You can make two students compete by letting them run to a flashcard you call out. The winner gets to shoot the crossbow first. You can draw a target, a bulls-eye, for them to hit for points. You can use this as a reward for practicing vocabulary or phonics, their reward is they get to shoot the crossbow for points.
Four in a Row
Draw a grid on the board and write a sentence pattern for the rows and one for the columns. Make up the question and all the different answers together. For example; in the columns you have activities and in the rows you have places. Make up some normal and some crazy, special, funny places and activities. Divide the students into two teams. Both teams get to choose a shape that they’ll use, e.g. circle, triangle, revered triangle, square, star, heart, diamond, etc.
The players have to throw a sticky ball on the grid. They have to read the box where the ball hits and make a sentence, e.g. ‘I always read a book on the roof of the school.’ Then they get to draw their shape in the box. When they get four boxes with their shape in a row, the team wins. Or you can give super points and play on until the time limit. The team with the most times four in a row after time’s up is the winner.
Flashcard Dodge ball
This is a game my students always asked me to play. You don’t need teams, just two players who play against each other. Put the flashcards on a table in front of player A. Player A has to defend the cards by throwing small foam balls at player B. Player B has to get the flashcard that’s called out and run back to his safe position.
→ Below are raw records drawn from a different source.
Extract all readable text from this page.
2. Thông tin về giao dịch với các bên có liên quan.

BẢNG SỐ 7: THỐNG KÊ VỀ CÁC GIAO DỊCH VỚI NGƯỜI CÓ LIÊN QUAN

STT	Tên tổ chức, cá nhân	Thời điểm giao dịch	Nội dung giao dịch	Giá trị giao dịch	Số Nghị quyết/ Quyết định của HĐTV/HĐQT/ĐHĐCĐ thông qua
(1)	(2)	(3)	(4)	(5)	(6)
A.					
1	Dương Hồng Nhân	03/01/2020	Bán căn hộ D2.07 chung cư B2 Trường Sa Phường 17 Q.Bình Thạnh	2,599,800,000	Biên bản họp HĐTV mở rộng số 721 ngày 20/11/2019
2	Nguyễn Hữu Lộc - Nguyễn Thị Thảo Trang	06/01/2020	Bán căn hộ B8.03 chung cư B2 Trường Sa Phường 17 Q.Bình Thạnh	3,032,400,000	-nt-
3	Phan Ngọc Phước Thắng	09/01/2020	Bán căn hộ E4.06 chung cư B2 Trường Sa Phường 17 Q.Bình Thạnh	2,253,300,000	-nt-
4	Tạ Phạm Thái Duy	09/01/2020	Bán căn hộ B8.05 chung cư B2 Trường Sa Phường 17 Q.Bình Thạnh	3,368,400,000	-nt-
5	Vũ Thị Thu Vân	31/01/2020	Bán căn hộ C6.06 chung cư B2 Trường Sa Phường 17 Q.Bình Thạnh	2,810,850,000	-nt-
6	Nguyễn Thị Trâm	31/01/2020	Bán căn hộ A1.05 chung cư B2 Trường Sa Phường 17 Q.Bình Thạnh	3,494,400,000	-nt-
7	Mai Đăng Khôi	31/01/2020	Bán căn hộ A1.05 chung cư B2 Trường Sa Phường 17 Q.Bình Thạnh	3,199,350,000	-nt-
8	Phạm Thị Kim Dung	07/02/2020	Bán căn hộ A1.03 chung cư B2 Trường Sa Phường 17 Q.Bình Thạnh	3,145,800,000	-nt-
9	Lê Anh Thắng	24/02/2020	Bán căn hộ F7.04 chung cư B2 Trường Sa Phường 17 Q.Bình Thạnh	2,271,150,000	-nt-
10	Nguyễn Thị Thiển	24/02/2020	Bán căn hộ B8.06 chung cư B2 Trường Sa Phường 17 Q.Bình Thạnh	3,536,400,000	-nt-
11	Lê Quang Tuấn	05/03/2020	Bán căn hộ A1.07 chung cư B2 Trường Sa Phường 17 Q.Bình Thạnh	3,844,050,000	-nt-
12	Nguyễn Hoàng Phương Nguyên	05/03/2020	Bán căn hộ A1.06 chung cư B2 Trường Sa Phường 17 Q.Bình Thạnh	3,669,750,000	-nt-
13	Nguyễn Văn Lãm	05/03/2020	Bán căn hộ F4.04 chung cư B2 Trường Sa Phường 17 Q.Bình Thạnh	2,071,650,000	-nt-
For example you’re practicing ‘What do you have to do at home?’ Player B will ask player A this question and he/she will answer: ‘I have to sweep the floor.’ Now player B will have to get this flashcard, run back and say ‘He has to sweep the floor.’ Player B will get five points, but each ball that hits him is minus one point. When done they will switch sides, so both get the throw the balls. Set a time limit, like 30 seconds. Sometimes I would put a chair near the table, so player B can hide behind it. Great fun!
Choose one student to sit in front of the whiteboard with his back to the board. The teacher or another student writes down a word on the board and the other students have to give hints that explain the word. You can play this individually or make teams.
Just listening and repeating a dialogue gets old quickly. Have your students speak and act out the dialogue in front of the class and it gets more fun. Often kids are shy to do this so I would give a demonstration with my assistant, so the students get an idea of what actions and sounds they could make. I would do it very over-the-top and encourage them to be a little crazy. The more actions and the more creative, the more points they will receive.
The classic charades, always good fun. Choose a theme, for example sports, and let a student come in front of class and act out a sport. You can tell him one, or show him a picture of one or he can choose, but make sure he whispers it in your ear then, so you’ll know. The student acts it out, without sound, and the other students guess what it is. Have the student make a full sentence; ‘He’s playing baseball’. The student who guesses right can act out the next word.
Snakes & Ladders
It’s a board game that’s played rolling a dice. Two or three teams get to choose a pawn and each time a player answers a question right, he/she gets to roll the dice for their team. The board game is filled with snakes, reaching the head of a snake means you have to follow it all the way down. And there are ladders, too. Reaching the bottom of a ladder means you can follow it all the way up. Easy, but fun!